Original Post

Hi everyone, I’m new to these forums. I’m curious as to whether anyone has done work with any type of video on the vb. Is it even possible? I know cart size could be a bit limited… but even a few seconds? Has anyone worked on any type of codec? Any info would be greatly appreciated.

7 Replies

The VB has a full FPU and Bitstring opcodes (and/or/xor one array of data onto another), so it should be more than capable of running one of the simpler codecs. The bigest hurdle is the low amount of memory, but you can overcome that by placing your lookup tables in the rom instead of in the memory space.
Any codec that works on the Playstation could probably be ported fairly quickly, and of cource any codec that works on the GBA, etc would be trivial to port. But the GBA does not have a FPU so these codecs would not be fully optimized for the VB.

David

I think it would be better to write a VB-specific codec and re-encode any video you want to display.

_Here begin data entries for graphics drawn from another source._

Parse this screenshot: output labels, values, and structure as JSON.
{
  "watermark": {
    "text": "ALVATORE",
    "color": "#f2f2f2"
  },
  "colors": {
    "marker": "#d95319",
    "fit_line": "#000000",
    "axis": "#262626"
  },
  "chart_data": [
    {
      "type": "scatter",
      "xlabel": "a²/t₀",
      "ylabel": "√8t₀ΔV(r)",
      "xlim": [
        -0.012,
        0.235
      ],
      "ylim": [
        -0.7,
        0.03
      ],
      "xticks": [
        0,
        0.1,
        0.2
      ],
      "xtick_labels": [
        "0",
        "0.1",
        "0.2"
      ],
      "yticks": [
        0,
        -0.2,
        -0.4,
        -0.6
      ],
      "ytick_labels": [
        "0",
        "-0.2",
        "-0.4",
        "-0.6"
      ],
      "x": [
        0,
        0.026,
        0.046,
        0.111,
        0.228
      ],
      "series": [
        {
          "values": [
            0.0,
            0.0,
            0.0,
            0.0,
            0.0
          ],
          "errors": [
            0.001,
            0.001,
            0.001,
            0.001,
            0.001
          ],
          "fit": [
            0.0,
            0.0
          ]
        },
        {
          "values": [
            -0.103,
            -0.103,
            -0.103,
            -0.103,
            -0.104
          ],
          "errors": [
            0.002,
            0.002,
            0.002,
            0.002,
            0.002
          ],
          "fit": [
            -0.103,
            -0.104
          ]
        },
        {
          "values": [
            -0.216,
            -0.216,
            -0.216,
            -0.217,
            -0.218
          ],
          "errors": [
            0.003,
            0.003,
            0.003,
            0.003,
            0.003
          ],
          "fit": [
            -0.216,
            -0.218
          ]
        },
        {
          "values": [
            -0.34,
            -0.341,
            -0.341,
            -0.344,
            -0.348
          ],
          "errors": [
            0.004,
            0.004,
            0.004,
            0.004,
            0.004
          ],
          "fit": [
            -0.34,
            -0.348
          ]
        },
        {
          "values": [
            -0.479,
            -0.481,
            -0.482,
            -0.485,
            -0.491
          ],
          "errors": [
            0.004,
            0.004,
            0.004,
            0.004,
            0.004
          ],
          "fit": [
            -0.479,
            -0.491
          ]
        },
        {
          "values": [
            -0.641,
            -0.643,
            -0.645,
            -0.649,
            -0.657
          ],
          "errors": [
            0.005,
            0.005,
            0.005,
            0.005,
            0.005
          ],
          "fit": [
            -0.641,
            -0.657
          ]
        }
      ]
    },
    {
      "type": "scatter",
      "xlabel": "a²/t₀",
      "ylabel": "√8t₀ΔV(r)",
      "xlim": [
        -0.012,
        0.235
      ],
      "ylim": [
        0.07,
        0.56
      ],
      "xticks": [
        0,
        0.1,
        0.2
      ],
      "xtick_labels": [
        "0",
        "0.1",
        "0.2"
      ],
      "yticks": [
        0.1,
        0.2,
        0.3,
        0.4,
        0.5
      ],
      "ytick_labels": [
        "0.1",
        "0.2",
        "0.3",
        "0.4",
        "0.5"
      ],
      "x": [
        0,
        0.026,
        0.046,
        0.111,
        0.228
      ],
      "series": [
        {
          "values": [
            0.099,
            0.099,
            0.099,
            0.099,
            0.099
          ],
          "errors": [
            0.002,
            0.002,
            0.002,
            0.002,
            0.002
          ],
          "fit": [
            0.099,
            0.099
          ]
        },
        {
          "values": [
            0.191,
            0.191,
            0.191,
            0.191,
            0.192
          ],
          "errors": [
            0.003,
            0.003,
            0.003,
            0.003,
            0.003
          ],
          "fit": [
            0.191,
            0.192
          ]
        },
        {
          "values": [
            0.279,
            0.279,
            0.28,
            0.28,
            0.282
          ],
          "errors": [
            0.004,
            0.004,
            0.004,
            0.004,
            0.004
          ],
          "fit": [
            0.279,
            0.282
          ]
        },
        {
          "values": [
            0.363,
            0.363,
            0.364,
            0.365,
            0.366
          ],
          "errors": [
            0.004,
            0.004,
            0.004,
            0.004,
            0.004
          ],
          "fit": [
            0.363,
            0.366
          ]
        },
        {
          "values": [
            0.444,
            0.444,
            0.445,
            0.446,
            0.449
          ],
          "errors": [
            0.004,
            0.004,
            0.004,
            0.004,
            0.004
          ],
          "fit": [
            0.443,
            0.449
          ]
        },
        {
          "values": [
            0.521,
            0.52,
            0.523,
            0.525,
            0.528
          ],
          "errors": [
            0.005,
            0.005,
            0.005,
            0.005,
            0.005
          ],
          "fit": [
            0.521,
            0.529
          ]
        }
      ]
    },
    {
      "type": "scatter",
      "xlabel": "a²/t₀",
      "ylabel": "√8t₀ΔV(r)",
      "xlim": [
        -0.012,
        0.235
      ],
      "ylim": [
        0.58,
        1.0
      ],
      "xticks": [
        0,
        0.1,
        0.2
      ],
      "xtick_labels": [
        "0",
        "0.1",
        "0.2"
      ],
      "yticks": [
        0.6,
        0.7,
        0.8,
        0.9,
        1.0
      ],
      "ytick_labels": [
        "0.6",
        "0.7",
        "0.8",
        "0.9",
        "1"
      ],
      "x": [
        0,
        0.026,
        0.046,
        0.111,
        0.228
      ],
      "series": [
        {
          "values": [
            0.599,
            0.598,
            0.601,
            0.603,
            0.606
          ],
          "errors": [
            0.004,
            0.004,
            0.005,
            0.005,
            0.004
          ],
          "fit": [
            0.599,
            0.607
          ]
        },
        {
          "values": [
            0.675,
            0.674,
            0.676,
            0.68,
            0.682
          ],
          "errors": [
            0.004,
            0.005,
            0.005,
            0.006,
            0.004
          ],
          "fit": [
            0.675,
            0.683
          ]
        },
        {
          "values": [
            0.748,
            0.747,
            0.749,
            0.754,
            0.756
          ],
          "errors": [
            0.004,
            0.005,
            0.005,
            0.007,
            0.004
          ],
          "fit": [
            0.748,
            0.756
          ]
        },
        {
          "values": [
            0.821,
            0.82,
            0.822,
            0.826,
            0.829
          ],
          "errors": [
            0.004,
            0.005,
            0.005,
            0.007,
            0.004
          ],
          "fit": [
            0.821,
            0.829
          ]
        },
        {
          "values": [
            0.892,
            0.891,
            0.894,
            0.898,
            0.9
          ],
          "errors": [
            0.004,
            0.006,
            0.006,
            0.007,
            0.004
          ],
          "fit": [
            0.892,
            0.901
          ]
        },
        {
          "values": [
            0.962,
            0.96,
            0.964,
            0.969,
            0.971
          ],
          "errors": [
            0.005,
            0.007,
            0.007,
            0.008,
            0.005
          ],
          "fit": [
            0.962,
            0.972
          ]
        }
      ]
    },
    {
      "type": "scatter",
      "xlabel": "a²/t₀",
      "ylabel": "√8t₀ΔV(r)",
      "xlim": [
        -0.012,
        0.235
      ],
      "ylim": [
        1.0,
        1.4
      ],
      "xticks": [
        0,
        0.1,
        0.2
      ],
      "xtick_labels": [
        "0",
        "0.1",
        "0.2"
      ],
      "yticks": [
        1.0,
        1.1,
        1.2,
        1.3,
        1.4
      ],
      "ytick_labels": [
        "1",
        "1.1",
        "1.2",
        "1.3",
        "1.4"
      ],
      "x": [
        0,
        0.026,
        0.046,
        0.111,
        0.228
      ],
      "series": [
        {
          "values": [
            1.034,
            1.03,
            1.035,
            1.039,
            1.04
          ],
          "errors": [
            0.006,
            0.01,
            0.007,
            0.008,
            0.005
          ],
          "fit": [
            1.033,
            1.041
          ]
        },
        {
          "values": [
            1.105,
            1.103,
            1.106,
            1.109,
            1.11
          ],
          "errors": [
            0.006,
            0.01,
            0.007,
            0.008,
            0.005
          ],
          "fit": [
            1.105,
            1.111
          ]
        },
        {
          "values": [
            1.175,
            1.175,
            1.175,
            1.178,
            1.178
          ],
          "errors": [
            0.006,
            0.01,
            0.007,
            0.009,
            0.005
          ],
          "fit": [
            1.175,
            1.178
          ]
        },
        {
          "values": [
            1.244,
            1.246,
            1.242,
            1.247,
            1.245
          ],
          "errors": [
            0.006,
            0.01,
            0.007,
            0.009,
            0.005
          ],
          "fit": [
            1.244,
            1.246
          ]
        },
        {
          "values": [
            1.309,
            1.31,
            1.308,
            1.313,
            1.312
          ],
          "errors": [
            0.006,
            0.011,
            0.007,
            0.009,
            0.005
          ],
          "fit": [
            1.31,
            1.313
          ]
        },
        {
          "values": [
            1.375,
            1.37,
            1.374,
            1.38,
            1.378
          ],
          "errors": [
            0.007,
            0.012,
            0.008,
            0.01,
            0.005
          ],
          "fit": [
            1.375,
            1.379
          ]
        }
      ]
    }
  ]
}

This would prevent the VB from having to decode things it can’t use (like color) and then throw them away.

It would also allow tricks like changing the BRT registers within a frame to simulate more shades.

Also, if converting stereo video (which is the point of using a VB in the first place, right?) you could use the similarities between the two images to almost halve the data size.

The only problem being finding out how to write a codec for your OS of choice… Anyone have any expertise in this area?

There are several open source codecs that can be munged down to handle low color data. For the VB it would be simplest to go with a motion jpeg style encoding scheem, except that jpeg does not work well with only 4 colors. But a tight png compression scheem on each frame and having the ability to refference the same frame multiple times would reduce the video data by at least a 4x amount.

For stereo effects you can play tricks, for example if you pan to the left on a sceen, you can take an image that you showed on the left screen 2 seconds ago and display it later on the right screen, presto instant 3D. I saw a 3D moving hologram of elvis that someone made from a video clip. The video camera had done a 360 deg sweep of elvis during a show. So to generate 3D they just staggard the frames, frame one went to the left screen, and frame 5 went to the right. Next frame 2 goes to the left, and 6 to the right… on and on… Anyway it was very convincing, and easy to do. So make lots of horizontal pans in your video shots and you will be able to virtualy eliminate the overhead of 3D.

David Tucker

this sounds like a new step in VB Developing 😉
btw, david you got the mail i wrote you?

With the flicker 3D images? Yea that was cool Im definently thinking of implementing that in the next round of reality boy! I have not had time to look at the rest, but i hope to get to it this week.

David

Cool,
this flicker methode is good for people who can not see 3D because of Eye Problems.